Where is Home?
I am always in awe when someone shows me the home they grew up in, because I had 15 different places to call home by the time I was 23 years old. Home was nothing more than a temporary place to stay for an average of 1.5 years. Where is home? For the longest time, I struggled to answer the question, but I am getting close. Very close.
I am a third culture kid, someone who spends the majority of his or her transformative years in a culture that is neither one’s own nor one’s parents’, but in a third culture. My father worked for a Korean chaebol in import-export business and I grew up in Indonesia, Korea, Poland, and Vietnam, before coming to New York City for college in 2005. Looking back now, moving frequently had a big impact on me. It changed how I related to places and formed relationships. I never really settled anywhere and was always ready to leave.
My college roommates and friends found it very odd that I would never hang anything on the walls or decorate my dorm room or apartment. For me, it didn’t make sense to put time and effort into making a place feel like home, because constantly moving was the only thing I knew how to do.
I still remember the day when I couldn’t stop crying in the arms of my favorite teacher in fifth grade, because I had to change schools by the end of the school year. It felt like the end. I was devastated at the thought of never seeing my friends again and losing a sense of belonging I had only begun to develop. It was one of my saddest moments and it wasn’t the last time.
With every move, I wasn’t scared of not fitting in, but I hated saying goodbye to everyone and everything I knew. At a time before social media and cell phones, goodbyes were the end. You were never going to see them again. Every time my father made an announcement out of the blue, I knew there were no other options but to leave, whether it was to a different country, city, or school.
You’d think that things would get easier with practice, but that wasn’t the case for moving. Every time I heard the announcement, it felt as if the ground I was standing on was crumbling, only to be replaced by a big void I did not know how to mourn. It is not the worst of tragedies like fire, earthquakes, and war, but for the little kid I was back then, it felt like a tornado had wiped clean all I had ever known. As this pattern continued, I became numb and reluctantly accepting of goodbyes, because there was nothing I could do.
During the last decade, I was on a mission to find my home. I travelled everywhere in the hopes of finding a city or a country that felt like home, but I couldn’t find it. It didn’t exist. I also looked for boys and men who could make me feel at home, but that would make me a hermit crab invading their homes, which is not what I strive to be.
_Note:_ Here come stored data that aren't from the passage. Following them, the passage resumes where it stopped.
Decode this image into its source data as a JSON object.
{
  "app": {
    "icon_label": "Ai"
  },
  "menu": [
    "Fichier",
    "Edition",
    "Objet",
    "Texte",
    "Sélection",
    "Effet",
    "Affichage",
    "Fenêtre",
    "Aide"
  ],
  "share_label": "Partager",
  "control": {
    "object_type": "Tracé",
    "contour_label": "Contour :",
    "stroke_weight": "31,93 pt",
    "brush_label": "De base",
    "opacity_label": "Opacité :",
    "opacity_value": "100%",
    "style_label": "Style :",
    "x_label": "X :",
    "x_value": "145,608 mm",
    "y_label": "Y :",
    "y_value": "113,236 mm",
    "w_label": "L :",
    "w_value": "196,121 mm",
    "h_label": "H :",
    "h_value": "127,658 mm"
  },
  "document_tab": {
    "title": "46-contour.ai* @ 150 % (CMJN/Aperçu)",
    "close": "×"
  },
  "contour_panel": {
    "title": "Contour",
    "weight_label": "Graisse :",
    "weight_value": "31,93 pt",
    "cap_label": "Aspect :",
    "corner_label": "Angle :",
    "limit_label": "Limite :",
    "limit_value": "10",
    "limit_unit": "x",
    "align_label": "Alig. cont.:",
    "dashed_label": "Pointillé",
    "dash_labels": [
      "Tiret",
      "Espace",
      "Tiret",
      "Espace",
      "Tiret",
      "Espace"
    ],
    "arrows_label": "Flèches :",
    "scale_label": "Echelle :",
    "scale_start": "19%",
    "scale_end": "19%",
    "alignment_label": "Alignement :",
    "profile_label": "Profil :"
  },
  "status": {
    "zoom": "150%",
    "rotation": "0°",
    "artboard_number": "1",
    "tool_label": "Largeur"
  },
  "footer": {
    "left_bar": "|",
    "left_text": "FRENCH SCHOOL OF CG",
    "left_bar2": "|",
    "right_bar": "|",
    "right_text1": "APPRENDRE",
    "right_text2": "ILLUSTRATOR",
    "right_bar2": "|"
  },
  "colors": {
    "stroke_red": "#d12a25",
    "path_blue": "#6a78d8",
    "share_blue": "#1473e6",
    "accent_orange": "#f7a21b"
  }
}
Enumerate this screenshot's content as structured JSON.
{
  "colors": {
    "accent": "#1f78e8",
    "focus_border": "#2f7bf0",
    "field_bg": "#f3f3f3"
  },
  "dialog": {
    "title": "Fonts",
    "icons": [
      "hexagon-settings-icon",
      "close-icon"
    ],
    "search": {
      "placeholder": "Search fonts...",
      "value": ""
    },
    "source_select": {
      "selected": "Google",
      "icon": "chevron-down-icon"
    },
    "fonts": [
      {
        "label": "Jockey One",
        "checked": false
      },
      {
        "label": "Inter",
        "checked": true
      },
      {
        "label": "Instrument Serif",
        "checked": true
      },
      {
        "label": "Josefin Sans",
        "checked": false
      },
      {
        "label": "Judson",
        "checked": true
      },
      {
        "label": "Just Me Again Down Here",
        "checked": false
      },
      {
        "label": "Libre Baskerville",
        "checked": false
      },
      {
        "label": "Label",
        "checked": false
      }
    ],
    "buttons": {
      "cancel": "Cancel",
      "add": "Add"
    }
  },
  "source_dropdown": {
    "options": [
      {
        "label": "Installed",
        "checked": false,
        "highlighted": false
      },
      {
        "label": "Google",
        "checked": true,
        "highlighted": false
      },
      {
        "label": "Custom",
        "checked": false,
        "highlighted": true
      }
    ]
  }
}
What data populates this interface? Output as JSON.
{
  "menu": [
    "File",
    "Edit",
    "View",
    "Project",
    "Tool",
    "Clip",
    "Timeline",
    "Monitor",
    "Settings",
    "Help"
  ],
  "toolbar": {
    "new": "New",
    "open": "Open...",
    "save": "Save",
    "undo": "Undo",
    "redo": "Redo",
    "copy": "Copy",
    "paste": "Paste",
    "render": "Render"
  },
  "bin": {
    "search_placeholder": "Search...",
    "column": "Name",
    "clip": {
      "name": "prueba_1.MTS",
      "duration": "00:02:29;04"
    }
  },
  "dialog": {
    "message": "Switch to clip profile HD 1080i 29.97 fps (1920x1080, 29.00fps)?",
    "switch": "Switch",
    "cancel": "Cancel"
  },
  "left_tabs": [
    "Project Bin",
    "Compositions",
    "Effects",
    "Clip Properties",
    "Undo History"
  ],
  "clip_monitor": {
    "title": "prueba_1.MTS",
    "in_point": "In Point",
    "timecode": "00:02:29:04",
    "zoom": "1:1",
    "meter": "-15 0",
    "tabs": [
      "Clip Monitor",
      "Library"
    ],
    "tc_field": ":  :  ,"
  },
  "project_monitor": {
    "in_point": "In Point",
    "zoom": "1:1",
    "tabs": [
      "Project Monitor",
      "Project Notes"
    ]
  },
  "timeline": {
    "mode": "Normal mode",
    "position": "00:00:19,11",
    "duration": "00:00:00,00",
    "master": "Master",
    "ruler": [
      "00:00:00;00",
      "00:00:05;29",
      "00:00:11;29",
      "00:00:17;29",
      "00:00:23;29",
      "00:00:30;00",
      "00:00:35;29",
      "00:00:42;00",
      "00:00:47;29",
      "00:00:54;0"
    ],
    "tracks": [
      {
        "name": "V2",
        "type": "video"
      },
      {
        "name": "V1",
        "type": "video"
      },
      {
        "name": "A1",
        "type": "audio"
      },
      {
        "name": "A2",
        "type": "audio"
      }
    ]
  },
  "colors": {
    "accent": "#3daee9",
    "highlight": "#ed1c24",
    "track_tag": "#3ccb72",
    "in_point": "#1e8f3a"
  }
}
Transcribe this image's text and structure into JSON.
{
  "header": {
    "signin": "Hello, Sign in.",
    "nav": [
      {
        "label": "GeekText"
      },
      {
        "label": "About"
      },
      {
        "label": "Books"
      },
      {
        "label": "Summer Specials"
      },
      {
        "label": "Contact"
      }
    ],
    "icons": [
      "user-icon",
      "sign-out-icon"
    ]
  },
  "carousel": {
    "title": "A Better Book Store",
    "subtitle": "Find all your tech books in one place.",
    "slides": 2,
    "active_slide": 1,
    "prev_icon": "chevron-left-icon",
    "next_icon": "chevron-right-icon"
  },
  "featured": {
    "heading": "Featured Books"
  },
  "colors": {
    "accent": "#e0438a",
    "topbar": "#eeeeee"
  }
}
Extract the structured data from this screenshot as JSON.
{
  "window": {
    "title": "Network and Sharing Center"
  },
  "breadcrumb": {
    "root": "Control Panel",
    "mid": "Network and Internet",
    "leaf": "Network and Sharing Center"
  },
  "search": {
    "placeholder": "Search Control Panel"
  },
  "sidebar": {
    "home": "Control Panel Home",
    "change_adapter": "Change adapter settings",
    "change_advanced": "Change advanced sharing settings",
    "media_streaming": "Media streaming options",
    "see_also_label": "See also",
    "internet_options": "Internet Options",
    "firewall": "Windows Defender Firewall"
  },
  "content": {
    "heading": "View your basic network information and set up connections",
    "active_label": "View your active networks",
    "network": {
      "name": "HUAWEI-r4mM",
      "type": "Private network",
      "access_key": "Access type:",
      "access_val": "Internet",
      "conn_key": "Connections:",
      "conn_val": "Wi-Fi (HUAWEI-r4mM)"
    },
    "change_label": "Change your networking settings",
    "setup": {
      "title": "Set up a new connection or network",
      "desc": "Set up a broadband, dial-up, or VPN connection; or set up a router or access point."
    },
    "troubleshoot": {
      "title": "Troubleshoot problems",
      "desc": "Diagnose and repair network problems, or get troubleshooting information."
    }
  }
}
I couldn’t find home because I was looking in all the wrong places and I believed that homes had to be found until last year.
On a hot summer day last year, I was in Rockaway waiting to catch a shuttle bus to the beach and saw an osprey’s nest built atop a decrepit house. The bird had built its home, twig by twig, on top of a house that was disintegrating into thin air. Despite its broken foundations, it was a real home. It clicked then that I could build a home. If the bird could do it, I could do it, too.
This past weekend, I thought long and hard about why I was still telling my friends about leaving New York. Did I really want to leave? After spending almost 14 years here, there is nowhere else that feels more like home, yet I still couldn’t get myself to call it home. Why?
I came to a realization that there is a part of me terrified of losing my home all over again, and the stakes were so much higher this time. I love New York. I love New York for all the reasons it is loved, but also for taking me for who I am and letting me make my own decisions about staying, leaving, and just being, for the very first time.
In a convoluted way, I believed that if I never called this place home, if I told everyone that I might not be here next year, if I pretended that I didn’t care, I couldn’t get hurt. I didn’t want to lose it again like the time in fifth grade.
I am so scared, but I also want to see past the fear. Birds build new nest every year and we rebuild after natural and men-made disasters. I have to hold on with hope, and believe that homes can be built over and over again, no matter what.